Tak lama kemudian terdengar suara dengungan adzan yang berasal dari kubah masjid seakan seorang Bilal Bin Rabah sebagai orang pertama sekali mengumandangkan adzan. Dengan suara yang lantang terdengar dan merdunya alunan serta lekukan yang pas menjadi suara adzan ini terdengar sangat khas bagi pendengarnya. Suara pengurus bersahut sahut keras seperti seekor singa yang mau menerkam mangsanya, layaknya seorang Umar yang memberi arahan terhadap tentaranya yang ingin berperang. Walaupun dengan demkian mereka mempunyai hati selembut sutra yang siap menjadi tempat persinggahan keluh kesah anggotanya.

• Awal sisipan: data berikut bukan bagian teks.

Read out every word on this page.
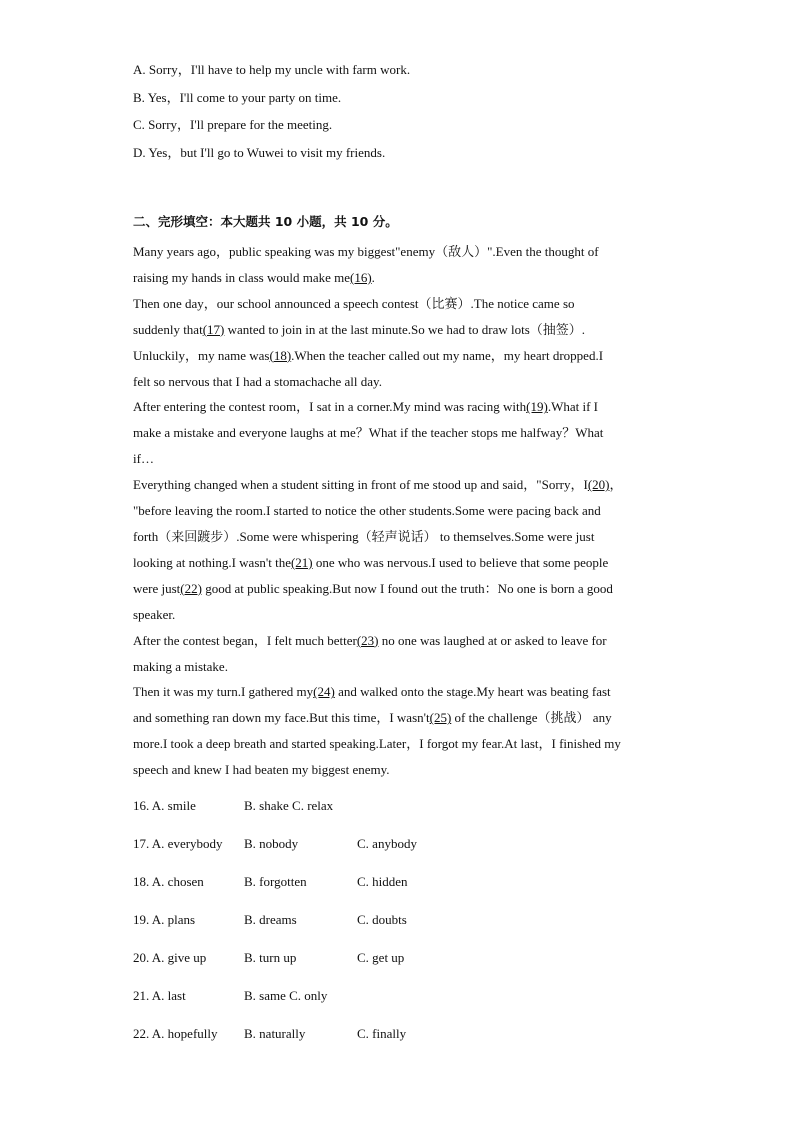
A. Sorry，I'll have to help my uncle with farm work.
B. Yes，I'll come to your party on time.
C. Sorry，I'll prepare for the meeting.
D. Yes，but I'll go to Wuwei to visit my friends.
二、完形填空：本大题共 10 小题，共 10 分。
Many years ago，public speaking was my biggest"enemy（敌人）".Even the thought of
raising my hands in class would make me(16).
Then one day，our school announced a speech contest（比赛）.The notice came so
suddenly that(17) wanted to join in at the last minute.So we had to draw lots（抽签）.
Unluckily，my name was(18).When the teacher called out my name，my heart dropped.I
felt so nervous that I had a stomachache all day.
After entering the contest room，I sat in a corner.My mind was racing with(19).What if I
make a mistake and everyone laughs at me？What if the teacher stops me halfway？What
if…
Everything changed when a student sitting in front of me stood up and said，"Sorry，I(20)，
"before leaving the room.I started to notice the other students.Some were pacing back and
forth（来回踱步）.Some were whispering（轻声说话） to themselves.Some were just
looking at nothing.I wasn't the(21) one who was nervous.I used to believe that some people
were just(22) good at public speaking.But now I found out the truth：No one is born a good
speaker.
After the contest began，I felt much better(23) no one was laughed at or asked to leave for
making a mistake.
Then it was my turn.I gathered my(24) and walked onto the stage.My heart was beating fast
and something ran down my face.But this time，I wasn't(25) of the challenge（挑战） any
more.I took a deep breath and started speaking.Later，I forgot my fear.At last，I finished my
speech and knew I had beaten my biggest enemy.
16. A. smile	B. shake C. relax
17. A. everybody B. nobody	C. anybody
18. A. chosen	B. forgotten	C. hidden
19. A. plans	B. dreams	C. doubts
20. A. give up	B. turn up	C. get up
21. A. last	B. same C. only
22. A. hopefully B. naturally	C. finally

Kumulaikan langkah kecilku dari sebuah bilik kecil yang berada di pojok, yang tinggal di dalamnya lima orang. Dengan bermodalkan sebuah baju muslim lengan panjang dan sejuntai sarung yang menutupi bagian bawah serta sebuah jas sebagai tameng melawan hawa di luar dan sehelai sorban yang terlilit di leherku sebagai penghalang udara dingin, walaupun demikian tak jarang terpaan angin membuatku sedikit menggigil akan dinginya suasana shubuh pada waktu itu.
Mulailah kuambil sepasang sandal jepit yang aku punya sebagai alas yang layak untuk menuntun perjalananku. Langkah demi langkah kujalani dengan lantunan zikir di dalam hati. Hanya suara adzan yang terdengar di sepanjang perjalananku. Suara yang tambah lama tambah membesar dikarenakan semakin dekat dengan suara sumbernya.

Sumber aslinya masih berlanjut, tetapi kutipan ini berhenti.